Surrey blind veteran to tackle 100k ultra-challenge walk after losing 11 stone
22 March 2016 10:31
A blind veteran from Tadworth is set to tackle a 100k ultra-challenge for Blind Veterans UK, the national charity for vision-impaired ex-Service men and women.
Alan Walker, 57, is challenging himself to walk from London to Brighton to thank the military charity for its support and to keep fit after losing 11 stone and qualifying as a gym instructor.
Alan joined the Army in 1976 and served 14 years as a Qualified Chauffeur Bodyguard in the Falklands, Germany and the UK. He drove members of the royal family, including a sister of the Queen Mother.
Alan lost his sight on Christmas Day in 2012. He was hospitalised with a pneumococcal infection in his eyes and brain, which caused him to become completely blind in his left eye and have only 30% sight in his right.
He says, "When it first happened, I thought my life had ended, and I thought about ending it a couple of times."
Alan began to receive support from Blind Veterans UK in 2013 and, since then, has lost 11 stone by eating healthier. The charity has supported him in retraining as a gym instructor and he has done two Great South Runs - a 10-mile running event in Portsmouth.
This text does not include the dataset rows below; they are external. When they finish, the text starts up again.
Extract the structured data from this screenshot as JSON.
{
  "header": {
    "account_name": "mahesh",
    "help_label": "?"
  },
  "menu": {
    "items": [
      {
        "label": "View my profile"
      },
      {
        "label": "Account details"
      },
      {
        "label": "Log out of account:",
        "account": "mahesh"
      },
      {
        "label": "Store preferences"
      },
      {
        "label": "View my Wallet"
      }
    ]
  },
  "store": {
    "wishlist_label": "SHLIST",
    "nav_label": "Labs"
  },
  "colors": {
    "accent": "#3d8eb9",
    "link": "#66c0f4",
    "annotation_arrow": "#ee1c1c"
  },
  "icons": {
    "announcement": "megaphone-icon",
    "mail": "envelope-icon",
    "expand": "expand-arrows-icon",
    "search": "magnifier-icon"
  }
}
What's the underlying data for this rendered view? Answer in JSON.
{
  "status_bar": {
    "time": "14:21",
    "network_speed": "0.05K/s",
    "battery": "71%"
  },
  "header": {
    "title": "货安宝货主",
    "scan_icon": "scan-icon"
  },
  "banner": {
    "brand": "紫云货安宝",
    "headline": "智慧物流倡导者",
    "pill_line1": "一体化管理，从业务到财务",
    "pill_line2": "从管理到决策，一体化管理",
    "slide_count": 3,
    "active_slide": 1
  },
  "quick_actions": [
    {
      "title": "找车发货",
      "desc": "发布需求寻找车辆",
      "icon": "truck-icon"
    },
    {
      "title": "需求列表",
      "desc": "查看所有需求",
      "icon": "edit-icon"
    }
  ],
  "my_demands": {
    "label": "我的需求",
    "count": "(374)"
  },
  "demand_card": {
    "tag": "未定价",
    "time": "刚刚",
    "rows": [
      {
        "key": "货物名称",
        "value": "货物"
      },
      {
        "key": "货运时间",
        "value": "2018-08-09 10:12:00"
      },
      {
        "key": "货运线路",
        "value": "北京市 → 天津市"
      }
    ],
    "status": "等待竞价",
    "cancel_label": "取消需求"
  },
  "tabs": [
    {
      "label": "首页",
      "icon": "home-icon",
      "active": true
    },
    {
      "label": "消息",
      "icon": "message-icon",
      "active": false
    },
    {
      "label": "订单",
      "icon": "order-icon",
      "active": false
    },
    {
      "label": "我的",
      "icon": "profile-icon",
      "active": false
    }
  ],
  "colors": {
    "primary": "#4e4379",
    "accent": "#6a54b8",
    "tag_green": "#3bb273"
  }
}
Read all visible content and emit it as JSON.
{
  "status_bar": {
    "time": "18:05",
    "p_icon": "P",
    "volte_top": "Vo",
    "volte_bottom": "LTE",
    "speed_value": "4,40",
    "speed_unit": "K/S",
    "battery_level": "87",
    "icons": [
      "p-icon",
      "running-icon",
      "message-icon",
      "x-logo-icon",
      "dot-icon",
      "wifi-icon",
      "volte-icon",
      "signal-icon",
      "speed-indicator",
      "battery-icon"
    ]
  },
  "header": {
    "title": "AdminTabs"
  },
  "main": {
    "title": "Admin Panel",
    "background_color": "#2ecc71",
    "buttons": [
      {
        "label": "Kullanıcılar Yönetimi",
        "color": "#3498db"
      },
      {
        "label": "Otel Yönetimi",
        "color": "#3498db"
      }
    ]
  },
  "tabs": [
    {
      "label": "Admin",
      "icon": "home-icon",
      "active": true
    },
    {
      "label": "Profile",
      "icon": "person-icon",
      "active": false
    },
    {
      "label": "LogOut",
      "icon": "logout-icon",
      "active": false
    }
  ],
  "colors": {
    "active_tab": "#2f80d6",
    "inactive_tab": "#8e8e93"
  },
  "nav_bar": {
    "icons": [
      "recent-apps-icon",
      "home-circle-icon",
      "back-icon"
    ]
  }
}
He says, "I didn't exercise after going blind and it's through Blind Veterans UK that I'm where I am today, which is much healthier. They've helped me turn my life around."
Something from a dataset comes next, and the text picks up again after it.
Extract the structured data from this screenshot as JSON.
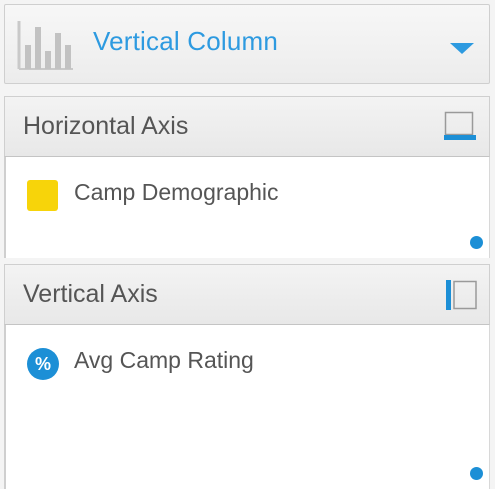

Alan lost the weight in two years by going to the gym every day. He says, "I just decided one day that my weight wasn't me. The hardest bit was walking into the gym. I thought I could do ten minutes on the cross trainer and I couldn't even do five.
He adds, "Now I've lost the weight - I'm the slimmest my wife has seen me!"
In addition to help with fitness, Alan has also received training in living skills, such as chopping food with visual impairment, from Blind Veterans UK. He says, "They brought back my confidence and I've never looked back."
Alan hopes to complete his 100k ultra-challenge walk in under 23 hours and will be completing a Triathlon five weeks after his 100k ultra-challenge walk. This involves a 10-kilometre run, a 45-kilometre bike ride and a one-mile open swim.
He has recently attended a training event at the Blind Veterans UK Brighton centre where he walked 36 miles in two days and received nutrition advice. He will attend two other training events before the summer.
Registration for the 100k, which will kick off in Fulham on Saturday 2nd July, is currently open with a registration fee of £62.50 for the 100km. For those not wanting to walk the full distance there is also a relay option available for teams of four walking 25k each. Teams taking part in the relay have a registration fee of £110. The all-inclusive entrance fee for participants includes lunch, dinner and breakfast at three rest stops, snacks and refreshments along the route and a free event t-shirt.
The London to Brighton 100k challenge is Blind Veterans UK's biggest annual fundraiser and takes participants from a starting point in south west London, along the banks of the Thames, through countryside paths in Surrey, Sussex and the North and South Downs to the charity's centre in Ovingdean, Brighton.